C'est un miroir aux alouettes. Il y a un encombrement d'institutions, un encombrement d'instruments de lutte.
Mais, il y a une main invisible qui affaiblit en même temps tous ces instruments et toutes ces stratégies. J'en suis arrivé à la conclusion qu'en réalité dans ce pays, la corruption est un levier de gouvernance pour celui qui le dirige et s'il osait s'en départir, c'est tout son système qui s'écoulerait. Néanmoins, encourageons ce qui est fait. C'est pour ça que j'ai raconté la fable du colibri au président Massi Gams. Il fait sa part. Donc dans cette affaire, même si l'incendie embrase toute la forêt et que le petit bec du colibri ne peut pas l'éteindre, il n'empêche que le petit colibri peut quand même de temps en temps essayer d'injecter un peu d'eau. Ça ne tiendra pas mais il fera sa part.
C'est ce que je lui ai dit. Les propositions de mon point de vue ne sont pas bien compliquées. Première chose, il est difficile de lutter contre la corruption quand la précarité a envahi toute la société. Vous demandez à des agents publics qui reçoivent un salaire qui ne leur permet pas de vivre à Yaoundé ou à Douala ; vous demandez à des gens qui tirent le diable par la queue d'avoir un rapport distant du bien public, alors qu'en plus ceux-là même qui eux ne sont pas dans la précarité, qui eux ne tirent en principe pas le diable par la queue volent à ciel ouvert. Le vol ne commence pas en bas. Le vol ne commence pas par le gars que vous voyez dans la rue. Le vol commence par le patron du gars, le patron de son patron et ainsi de suite. La plupart des gars que l'opération épervier a attrapés ne sont pas des voleurs à la hâtive. Ce sont des gens qui ont volé des milliards de francs alors qu'avant de les voler, ils étaient réputés suffisamment aisés. Donc, c'est une gangrène qui est systémique.

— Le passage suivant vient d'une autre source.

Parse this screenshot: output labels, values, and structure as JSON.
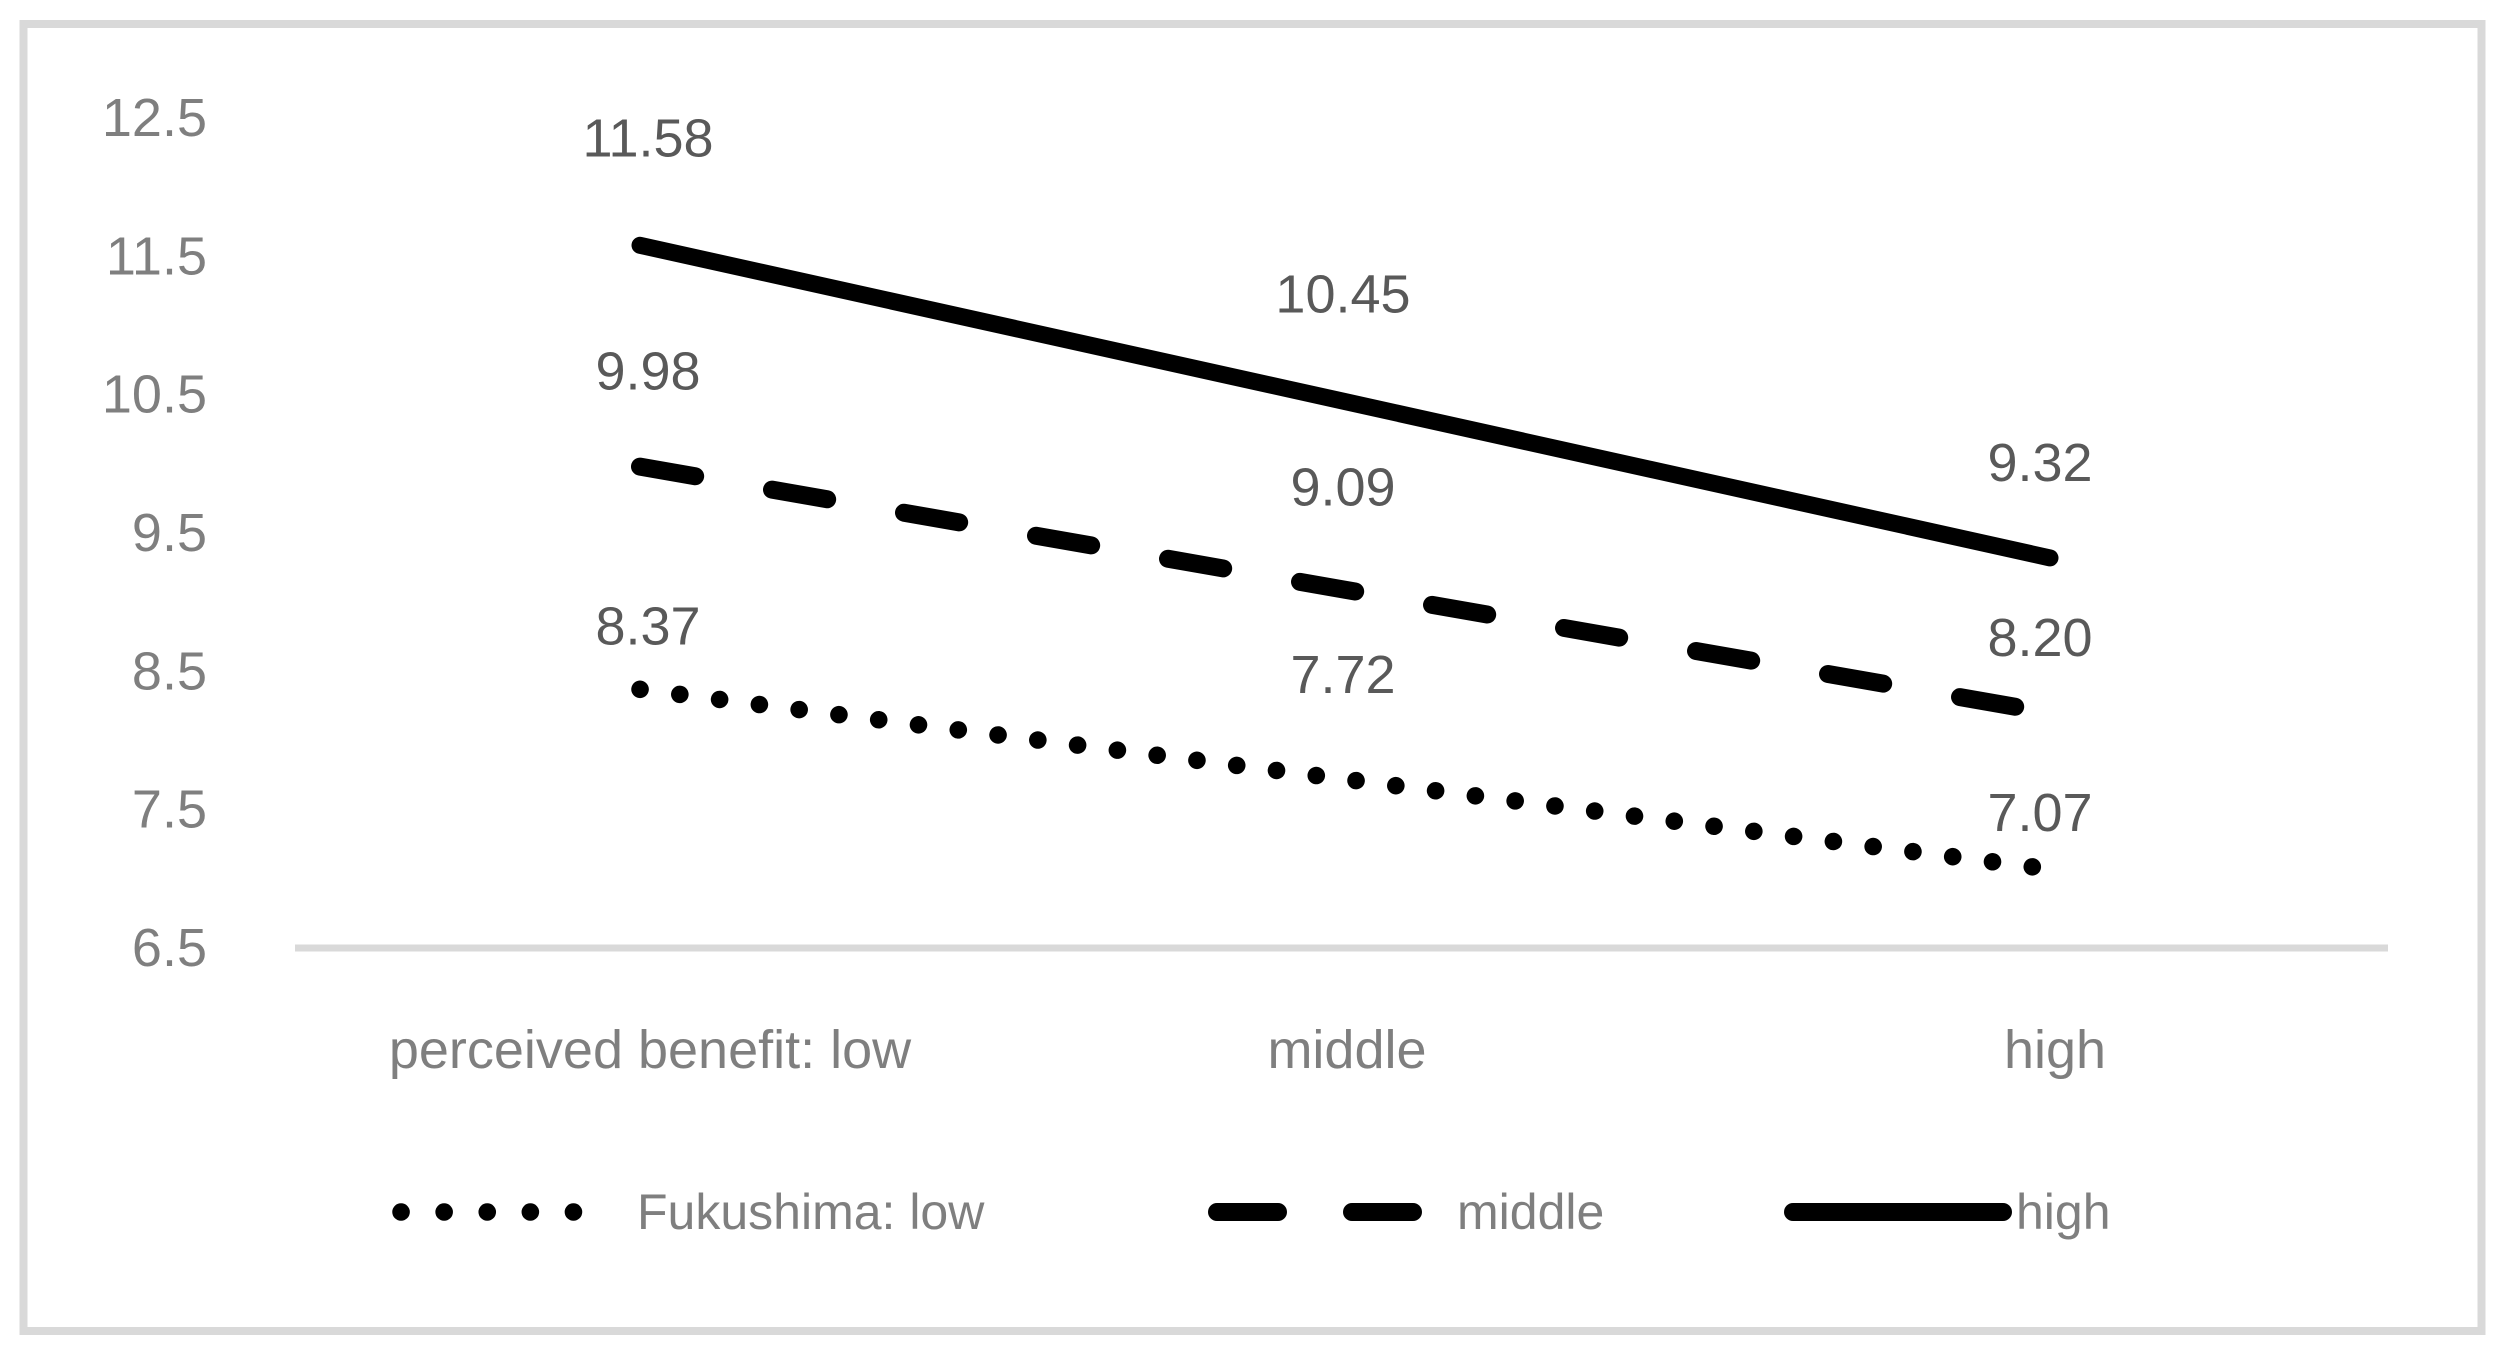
{
  "figure": {
    "background_color": "#ffffff",
    "border_color": "#d9d9d9",
    "axis_line_color": "#d9d9d9",
    "series_color": "#000000",
    "axis_text_color": "#7f7f7f",
    "data_label_color": "#595959"
  },
  "chart_data": {
    "type": "line",
    "categories": [
      "perceived benefit: low",
      "middle",
      "high"
    ],
    "series": [
      {
        "name": "Fukushima: low",
        "dash": "dotted",
        "values": [
          8.37,
          7.72,
          7.07
        ],
        "labels": [
          "8.37",
          "7.72",
          "7.07"
        ]
      },
      {
        "name": "middle",
        "dash": "dashed",
        "values": [
          9.98,
          9.09,
          8.2
        ],
        "labels": [
          "9.98",
          "9.09",
          "8.20"
        ]
      },
      {
        "name": "high",
        "dash": "solid",
        "values": [
          11.58,
          10.45,
          9.32
        ],
        "labels": [
          "11.58",
          "10.45",
          "9.32"
        ]
      }
    ],
    "y_ticks": [
      "12.5",
      "11.5",
      "10.5",
      "9.5",
      "8.5",
      "7.5",
      "6.5"
    ],
    "y_tick_values": [
      12.5,
      11.5,
      10.5,
      9.5,
      8.5,
      7.5,
      6.5
    ],
    "ylim": [
      6.5,
      12.5
    ],
    "grid": false,
    "data_labels": true,
    "legend_position": "bottom"
  }
}
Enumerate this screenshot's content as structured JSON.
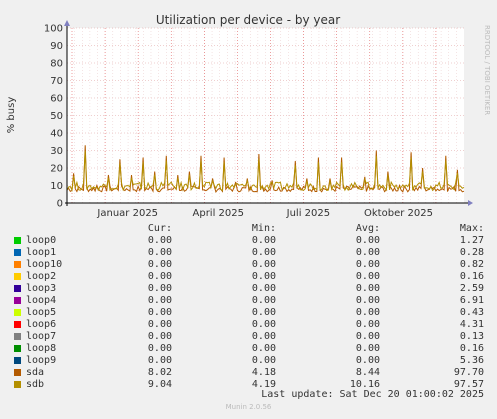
{
  "chart_data": {
    "type": "line",
    "title": "Utilization per device - by year",
    "ylabel": "% busy",
    "ylim": [
      0,
      100
    ],
    "yticks": [
      0,
      10,
      20,
      30,
      40,
      50,
      60,
      70,
      80,
      90,
      100
    ],
    "xtick_labels": [
      "Januar 2025",
      "April 2025",
      "Juli 2025",
      "Oktober 2025"
    ],
    "grid": true,
    "side_label": "RRDTOOL / TOBI OETIKER",
    "series": [
      {
        "name": "loop0",
        "color": "#00cc00",
        "cur": "0.00",
        "min": "0.00",
        "avg": "0.00",
        "max": "1.27"
      },
      {
        "name": "loop1",
        "color": "#0066b3",
        "cur": "0.00",
        "min": "0.00",
        "avg": "0.00",
        "max": "0.28"
      },
      {
        "name": "loop10",
        "color": "#ff8000",
        "cur": "0.00",
        "min": "0.00",
        "avg": "0.00",
        "max": "0.82"
      },
      {
        "name": "loop2",
        "color": "#ffcc00",
        "cur": "0.00",
        "min": "0.00",
        "avg": "0.00",
        "max": "0.16"
      },
      {
        "name": "loop3",
        "color": "#330099",
        "cur": "0.00",
        "min": "0.00",
        "avg": "0.00",
        "max": "2.59"
      },
      {
        "name": "loop4",
        "color": "#990099",
        "cur": "0.00",
        "min": "0.00",
        "avg": "0.00",
        "max": "6.91"
      },
      {
        "name": "loop5",
        "color": "#ccff00",
        "cur": "0.00",
        "min": "0.00",
        "avg": "0.00",
        "max": "0.43"
      },
      {
        "name": "loop6",
        "color": "#ff0000",
        "cur": "0.00",
        "min": "0.00",
        "avg": "0.00",
        "max": "4.31"
      },
      {
        "name": "loop7",
        "color": "#808080",
        "cur": "0.00",
        "min": "0.00",
        "avg": "0.00",
        "max": "0.13"
      },
      {
        "name": "loop8",
        "color": "#008f00",
        "cur": "0.00",
        "min": "0.00",
        "avg": "0.00",
        "max": "0.16"
      },
      {
        "name": "loop9",
        "color": "#00487d",
        "cur": "0.00",
        "min": "0.00",
        "avg": "0.00",
        "max": "5.36"
      },
      {
        "name": "sda",
        "color": "#b35a00",
        "cur": "8.02",
        "min": "4.18",
        "avg": "8.44",
        "max": "97.70"
      },
      {
        "name": "sdb",
        "color": "#b38f00",
        "cur": "9.04",
        "min": "4.19",
        "avg": "10.16",
        "max": "97.57"
      }
    ]
  },
  "legend_header": {
    "cur": "Cur:",
    "min": "Min:",
    "avg": "Avg:",
    "max": "Max:"
  },
  "last_update": "Last update: Sat Dec 20 01:00:02 2025",
  "footer": "Munin 2.0.56"
}
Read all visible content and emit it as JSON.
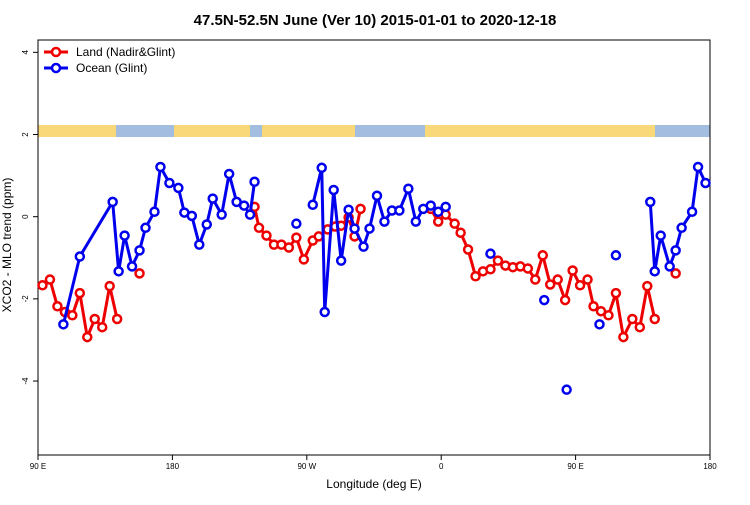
{
  "chart_data": {
    "type": "line",
    "title": "47.5N-52.5N June (Ver 10)   2015-01-01 to 2020-12-18",
    "x_label": "Longitude (deg E)",
    "y_label": "XCO2 - MLO trend (ppm)",
    "xlim": [
      90,
      540
    ],
    "ylim": [
      -5.8,
      4.3
    ],
    "xticks": [
      {
        "value": 90,
        "label": "90 E"
      },
      {
        "value": 180,
        "label": "180"
      },
      {
        "value": 270,
        "label": "90 W"
      },
      {
        "value": 360,
        "label": "0"
      },
      {
        "value": 450,
        "label": "90 E"
      },
      {
        "value": 540,
        "label": "180"
      }
    ],
    "yticks": [
      -4,
      -2,
      0,
      2,
      4
    ],
    "legend": "top-left",
    "series": [
      {
        "name": "Land (Nadir&Glint)",
        "color": "#ee0000",
        "x": [
          93,
          98,
          103,
          108,
          113,
          118,
          123,
          128,
          133,
          138,
          143,
          null,
          158,
          null,
          235,
          238,
          243,
          248,
          253,
          258,
          263,
          268,
          274,
          278,
          284,
          289,
          293,
          298,
          302,
          306,
          null,
          353,
          358,
          363,
          369,
          373,
          378,
          383,
          388,
          393,
          398,
          403,
          408,
          413,
          418,
          423,
          428,
          433,
          438,
          443,
          448,
          453,
          458,
          462,
          467,
          472,
          477,
          482,
          488,
          493,
          498,
          503,
          null,
          517
        ],
        "values": [
          -1.67,
          -1.53,
          -2.18,
          -2.32,
          -2.4,
          -1.86,
          -2.93,
          -2.49,
          -2.69,
          -1.69,
          -2.49,
          null,
          -1.38,
          null,
          0.24,
          -0.27,
          -0.46,
          -0.68,
          -0.68,
          -0.75,
          -0.51,
          -1.04,
          -0.58,
          -0.48,
          -0.31,
          -0.24,
          -0.22,
          -0.02,
          -0.48,
          0.19,
          null,
          0.19,
          -0.12,
          0.05,
          -0.17,
          -0.39,
          -0.8,
          -1.45,
          -1.33,
          -1.28,
          -1.07,
          -1.19,
          -1.23,
          -1.21,
          -1.26,
          -1.53,
          -0.94,
          -1.65,
          -1.53,
          -2.03,
          -1.31,
          -1.67,
          -1.53,
          -2.18,
          -2.3,
          -2.4,
          -1.86,
          -2.93,
          -2.49,
          -2.69,
          -1.69,
          -2.49,
          null,
          -1.38
        ]
      },
      {
        "name": "Ocean (Glint)",
        "color": "#0000ee",
        "x": [
          107,
          118,
          140,
          144,
          148,
          153,
          158,
          162,
          168,
          172,
          178,
          184,
          188,
          193,
          198,
          203,
          207,
          213,
          218,
          223,
          228,
          232,
          235,
          null,
          263,
          null,
          274,
          280,
          282,
          288,
          293,
          298,
          302,
          308,
          312,
          317,
          322,
          327,
          332,
          338,
          343,
          348,
          353,
          358,
          363,
          null,
          393,
          null,
          429,
          null,
          444,
          null,
          466,
          null,
          477,
          null,
          500,
          503,
          507,
          513,
          517,
          521,
          528,
          532,
          537
        ],
        "values": [
          -2.62,
          -0.97,
          0.36,
          -1.33,
          -0.46,
          -1.21,
          -0.82,
          -0.27,
          0.12,
          1.21,
          0.82,
          0.7,
          0.1,
          0.02,
          -0.68,
          -0.19,
          0.44,
          0.05,
          1.04,
          0.36,
          0.27,
          0.05,
          0.85,
          null,
          -0.17,
          null,
          0.29,
          1.19,
          -2.32,
          0.65,
          -1.07,
          0.17,
          -0.29,
          -0.73,
          -0.29,
          0.51,
          -0.12,
          0.15,
          0.15,
          0.68,
          -0.12,
          0.19,
          0.27,
          0.12,
          0.24,
          null,
          -0.9,
          null,
          -2.03,
          null,
          -4.21,
          null,
          -2.62,
          null,
          -0.94,
          null,
          0.36,
          -1.33,
          -0.46,
          -1.21,
          -0.82,
          -0.27,
          0.12,
          1.21,
          0.82
        ]
      }
    ]
  }
}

Il faut quand même sortir les gens de la précarité et puis de toute façon c'est la rigueur de tout temps. Et je suis d'accord avec le vice-président de la Conac lorsqu'il disait qu'on ne peut pas éradiquer la corruption. Evidemment l'humain a le vice dans la peau. Mais on peut effectivement la réduire dans des portions congrues et cela s'est vu ailleurs. Ça s'est vu par une seule chose : la sanction. J'ai vu une loi dans ce pays, la loi sur les collectivités territoriales décentralisées votée après le grand dialogue national et qui un an plus tard, a été bafouée par une autre, la loi des finances. Le vice-président de la Conac m'a répondu en disant qu'il n'y a pas de problèmes et que ce sont des questions de parallélisme. Ça m'a juste amusé. Je comprends que c'est le juriste aérien qui parlait. Il ne s'agit pas de juridisme, il s'agit d'un problème social.
Lorsque vous avez voté une loi en 2019 pour résoudre un problème social et que vous votez une autre un an plus tard pour ne pas résoudre le problème, on comprend que la loi n'a pas de problème. Par parallélisme, elle a été détruite par une autre mais le problème social demeure, il s'aggrave. Donc si vous faites une loi contre la corruption et que le lendemain vous créez une autre qui affaiblit celle-là, et que dans la même loi vous mettez des textes d'application qui verront le jour 20 ans plus tard, c'est qu'il y a une réelle volonté de ne rien faire ou alors absence de volonté de faire. Voilà dans quoi on est.